Purpose: : To determine whether siRNA down-regulation of p21WAF1/cip1 will overcome G1-phase arrest and promote cell cycle progression in rat corneal endothelial cells (RCEC).

Methods: : Confluent cultures of RCEC were trypsinzed and electroporated using a Bio-rad Gene Pulser system. Proper conditions were determined for voltage (150-450V) and pulse length (100-400µs) by viewing Cy3-labeled non-silencing siRNA electroporation efficiency with a fluorescent microscope. Optimal number of pulses (1-3) was determined using G3PDH siRNA and 3 different p21WAF1/cip1 siRNAs (Ambion, Austin, TX). Controls included cells not electroporated or electroporated with non-silencing siRNA. To determine the most efficient downregulation of the corresponding protein, cells were electroporated, seeded in dishes, maintained for 72 hrs in 10% FBS, followed by western blot analysis. To determine the effect of p21WAF1/cip1 siRNA treatment on proliferation, cells were electroporated and then incubated for 24, 72, or 120 hours in 10% FBS. Cell numbers were determined at each time-point using WST-8-based spectrophotometric analysis.
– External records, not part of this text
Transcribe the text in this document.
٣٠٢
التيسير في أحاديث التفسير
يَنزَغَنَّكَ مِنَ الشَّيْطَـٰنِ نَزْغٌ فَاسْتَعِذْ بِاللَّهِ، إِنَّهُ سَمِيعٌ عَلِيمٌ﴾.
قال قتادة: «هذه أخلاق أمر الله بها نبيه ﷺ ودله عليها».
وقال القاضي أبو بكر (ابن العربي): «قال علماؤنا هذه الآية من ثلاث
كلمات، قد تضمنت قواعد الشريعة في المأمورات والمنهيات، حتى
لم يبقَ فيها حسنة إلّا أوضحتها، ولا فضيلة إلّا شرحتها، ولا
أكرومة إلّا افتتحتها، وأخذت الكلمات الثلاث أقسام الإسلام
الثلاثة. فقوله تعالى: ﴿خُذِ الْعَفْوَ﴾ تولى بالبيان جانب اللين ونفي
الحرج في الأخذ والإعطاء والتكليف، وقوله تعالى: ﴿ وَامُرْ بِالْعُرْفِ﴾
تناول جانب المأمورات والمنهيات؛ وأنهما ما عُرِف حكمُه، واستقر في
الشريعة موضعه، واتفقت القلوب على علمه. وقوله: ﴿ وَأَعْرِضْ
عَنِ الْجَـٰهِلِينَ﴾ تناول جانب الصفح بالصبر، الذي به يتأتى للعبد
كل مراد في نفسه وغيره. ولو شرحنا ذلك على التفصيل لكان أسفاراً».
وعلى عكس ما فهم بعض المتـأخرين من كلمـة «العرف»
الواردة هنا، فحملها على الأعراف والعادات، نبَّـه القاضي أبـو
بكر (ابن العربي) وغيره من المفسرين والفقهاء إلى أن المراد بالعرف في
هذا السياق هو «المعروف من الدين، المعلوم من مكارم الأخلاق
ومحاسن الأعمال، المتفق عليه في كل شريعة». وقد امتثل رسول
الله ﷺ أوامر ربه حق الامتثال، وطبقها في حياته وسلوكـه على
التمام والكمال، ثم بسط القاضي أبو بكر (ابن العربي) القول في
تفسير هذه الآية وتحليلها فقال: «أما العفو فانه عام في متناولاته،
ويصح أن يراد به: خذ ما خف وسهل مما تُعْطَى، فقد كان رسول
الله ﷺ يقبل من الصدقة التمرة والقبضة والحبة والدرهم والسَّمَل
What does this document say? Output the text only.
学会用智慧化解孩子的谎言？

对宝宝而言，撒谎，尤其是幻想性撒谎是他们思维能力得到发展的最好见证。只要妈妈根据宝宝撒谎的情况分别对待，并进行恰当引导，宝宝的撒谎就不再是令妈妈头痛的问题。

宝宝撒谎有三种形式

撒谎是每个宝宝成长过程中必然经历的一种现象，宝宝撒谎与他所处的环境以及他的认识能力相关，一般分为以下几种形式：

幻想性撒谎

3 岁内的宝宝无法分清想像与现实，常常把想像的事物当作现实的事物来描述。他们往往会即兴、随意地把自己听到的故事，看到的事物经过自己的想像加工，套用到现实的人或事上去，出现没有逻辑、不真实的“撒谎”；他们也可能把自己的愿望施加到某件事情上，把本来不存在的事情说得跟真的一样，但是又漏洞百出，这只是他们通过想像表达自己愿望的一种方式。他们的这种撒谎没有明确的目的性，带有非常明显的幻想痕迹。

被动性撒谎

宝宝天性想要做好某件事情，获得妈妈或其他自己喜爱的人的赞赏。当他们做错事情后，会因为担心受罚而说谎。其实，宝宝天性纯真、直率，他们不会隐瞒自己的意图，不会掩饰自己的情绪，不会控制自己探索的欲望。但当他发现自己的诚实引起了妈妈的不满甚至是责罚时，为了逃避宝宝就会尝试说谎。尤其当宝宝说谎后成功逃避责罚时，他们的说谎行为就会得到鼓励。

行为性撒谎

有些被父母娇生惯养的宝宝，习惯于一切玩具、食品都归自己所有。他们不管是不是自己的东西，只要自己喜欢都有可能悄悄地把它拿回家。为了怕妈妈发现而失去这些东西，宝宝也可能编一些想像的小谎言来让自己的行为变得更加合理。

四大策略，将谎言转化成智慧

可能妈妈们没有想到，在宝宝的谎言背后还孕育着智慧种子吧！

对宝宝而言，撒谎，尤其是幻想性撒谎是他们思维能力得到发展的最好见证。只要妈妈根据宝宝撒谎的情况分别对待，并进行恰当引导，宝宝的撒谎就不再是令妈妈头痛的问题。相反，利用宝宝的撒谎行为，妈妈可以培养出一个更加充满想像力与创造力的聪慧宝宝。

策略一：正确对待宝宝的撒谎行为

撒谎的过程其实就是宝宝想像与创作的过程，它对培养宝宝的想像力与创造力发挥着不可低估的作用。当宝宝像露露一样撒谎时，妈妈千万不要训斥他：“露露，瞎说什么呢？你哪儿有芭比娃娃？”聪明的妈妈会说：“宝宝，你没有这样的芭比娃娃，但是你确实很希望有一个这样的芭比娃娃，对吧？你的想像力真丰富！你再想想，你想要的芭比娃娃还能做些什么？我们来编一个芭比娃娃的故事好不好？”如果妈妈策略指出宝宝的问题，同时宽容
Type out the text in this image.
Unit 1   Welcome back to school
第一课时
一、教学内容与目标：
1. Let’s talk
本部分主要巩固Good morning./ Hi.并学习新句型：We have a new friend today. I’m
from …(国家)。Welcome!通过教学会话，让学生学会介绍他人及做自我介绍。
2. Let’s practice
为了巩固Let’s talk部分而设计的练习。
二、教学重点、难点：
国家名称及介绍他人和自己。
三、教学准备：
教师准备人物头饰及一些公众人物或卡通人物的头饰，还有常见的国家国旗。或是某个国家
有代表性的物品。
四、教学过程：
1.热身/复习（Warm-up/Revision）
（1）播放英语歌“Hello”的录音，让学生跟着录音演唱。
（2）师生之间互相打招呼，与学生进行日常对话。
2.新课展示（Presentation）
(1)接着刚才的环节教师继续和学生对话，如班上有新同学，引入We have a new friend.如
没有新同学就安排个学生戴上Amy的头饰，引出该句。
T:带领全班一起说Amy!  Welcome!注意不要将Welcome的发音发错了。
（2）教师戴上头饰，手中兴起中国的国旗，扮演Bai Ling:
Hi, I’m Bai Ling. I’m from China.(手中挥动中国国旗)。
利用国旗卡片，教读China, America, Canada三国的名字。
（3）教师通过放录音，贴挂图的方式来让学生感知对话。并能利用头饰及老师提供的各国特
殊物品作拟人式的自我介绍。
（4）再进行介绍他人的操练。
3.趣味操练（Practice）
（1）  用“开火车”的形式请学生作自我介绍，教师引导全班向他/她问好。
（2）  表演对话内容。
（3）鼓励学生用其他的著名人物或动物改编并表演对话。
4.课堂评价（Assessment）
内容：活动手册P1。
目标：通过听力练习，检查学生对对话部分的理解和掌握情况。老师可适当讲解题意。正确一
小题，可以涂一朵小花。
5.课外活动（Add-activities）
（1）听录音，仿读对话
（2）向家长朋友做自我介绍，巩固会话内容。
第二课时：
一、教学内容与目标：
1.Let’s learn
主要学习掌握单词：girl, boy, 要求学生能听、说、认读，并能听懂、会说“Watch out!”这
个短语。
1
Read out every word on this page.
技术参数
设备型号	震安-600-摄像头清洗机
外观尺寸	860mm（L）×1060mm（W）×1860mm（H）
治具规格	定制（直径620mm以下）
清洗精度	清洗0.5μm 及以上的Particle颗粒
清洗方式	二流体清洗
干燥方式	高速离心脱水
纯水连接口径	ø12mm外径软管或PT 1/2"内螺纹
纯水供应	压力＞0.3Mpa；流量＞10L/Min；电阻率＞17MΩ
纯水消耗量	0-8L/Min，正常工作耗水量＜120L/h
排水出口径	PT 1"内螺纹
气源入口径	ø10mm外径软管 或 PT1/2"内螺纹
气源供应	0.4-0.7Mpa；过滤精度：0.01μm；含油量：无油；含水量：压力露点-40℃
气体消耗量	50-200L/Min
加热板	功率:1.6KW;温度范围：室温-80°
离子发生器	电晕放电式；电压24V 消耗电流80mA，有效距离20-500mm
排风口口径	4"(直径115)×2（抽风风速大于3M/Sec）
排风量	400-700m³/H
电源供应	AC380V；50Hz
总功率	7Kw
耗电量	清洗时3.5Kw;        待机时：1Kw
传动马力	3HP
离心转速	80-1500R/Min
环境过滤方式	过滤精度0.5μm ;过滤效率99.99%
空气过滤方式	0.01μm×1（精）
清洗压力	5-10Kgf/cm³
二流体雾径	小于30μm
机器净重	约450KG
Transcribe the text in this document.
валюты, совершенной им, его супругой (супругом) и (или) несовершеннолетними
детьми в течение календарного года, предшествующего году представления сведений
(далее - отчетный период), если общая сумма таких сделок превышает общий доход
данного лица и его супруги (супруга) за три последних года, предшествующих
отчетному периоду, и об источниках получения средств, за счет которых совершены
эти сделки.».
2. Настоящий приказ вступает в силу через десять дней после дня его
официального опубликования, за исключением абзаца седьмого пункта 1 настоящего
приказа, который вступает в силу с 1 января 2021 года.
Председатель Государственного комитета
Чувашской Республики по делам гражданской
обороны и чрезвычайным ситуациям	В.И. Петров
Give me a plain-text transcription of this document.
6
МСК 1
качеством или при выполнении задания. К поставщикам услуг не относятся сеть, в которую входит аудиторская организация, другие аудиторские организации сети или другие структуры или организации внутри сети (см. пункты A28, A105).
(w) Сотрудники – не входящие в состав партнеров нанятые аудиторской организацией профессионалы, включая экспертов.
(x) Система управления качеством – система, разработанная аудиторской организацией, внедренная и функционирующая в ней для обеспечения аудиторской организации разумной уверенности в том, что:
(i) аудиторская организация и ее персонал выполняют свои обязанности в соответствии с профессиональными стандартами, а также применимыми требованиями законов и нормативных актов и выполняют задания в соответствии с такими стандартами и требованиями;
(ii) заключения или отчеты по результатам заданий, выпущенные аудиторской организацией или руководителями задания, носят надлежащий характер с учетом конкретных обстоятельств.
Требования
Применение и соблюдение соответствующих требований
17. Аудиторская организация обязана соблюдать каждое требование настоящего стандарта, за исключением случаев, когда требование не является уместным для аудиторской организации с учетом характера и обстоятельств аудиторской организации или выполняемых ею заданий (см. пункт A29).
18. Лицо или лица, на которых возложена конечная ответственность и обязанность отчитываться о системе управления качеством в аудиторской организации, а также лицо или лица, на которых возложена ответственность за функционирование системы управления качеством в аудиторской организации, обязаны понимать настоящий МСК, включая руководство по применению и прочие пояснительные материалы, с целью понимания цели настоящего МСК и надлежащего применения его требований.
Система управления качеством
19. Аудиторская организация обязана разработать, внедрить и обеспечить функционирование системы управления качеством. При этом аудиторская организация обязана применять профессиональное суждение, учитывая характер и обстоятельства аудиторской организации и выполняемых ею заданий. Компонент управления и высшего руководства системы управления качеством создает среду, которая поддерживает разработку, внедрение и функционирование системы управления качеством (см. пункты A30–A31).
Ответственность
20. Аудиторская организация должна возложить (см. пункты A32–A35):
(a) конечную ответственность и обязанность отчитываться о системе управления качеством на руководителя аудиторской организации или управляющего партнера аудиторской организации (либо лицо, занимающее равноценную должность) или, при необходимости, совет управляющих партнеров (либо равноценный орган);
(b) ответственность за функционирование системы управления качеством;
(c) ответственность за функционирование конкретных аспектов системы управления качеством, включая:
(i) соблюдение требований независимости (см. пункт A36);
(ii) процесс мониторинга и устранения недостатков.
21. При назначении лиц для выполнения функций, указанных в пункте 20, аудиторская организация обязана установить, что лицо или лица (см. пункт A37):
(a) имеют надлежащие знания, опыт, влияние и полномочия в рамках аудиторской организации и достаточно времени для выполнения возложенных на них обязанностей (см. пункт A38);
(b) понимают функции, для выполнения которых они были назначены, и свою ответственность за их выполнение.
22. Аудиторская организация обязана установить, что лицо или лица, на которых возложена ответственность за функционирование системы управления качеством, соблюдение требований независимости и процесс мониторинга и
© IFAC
Results: : The following conditions were determined to be optimal for siRNA electroporation in RCEC: voltage of 300V, pulse length of 400 µs, and 2 or 3 pulses. Two of the three p21WAF1/cip1 siRNAs significantly reduced p21WAF1/cip1 protein expression. Treatment of RCEC with one of the p21WAF1/cip1 siRNAs resulted in significantly higher cell numbers by 120 hours compared with controls electroporated with non-silencing siRNA.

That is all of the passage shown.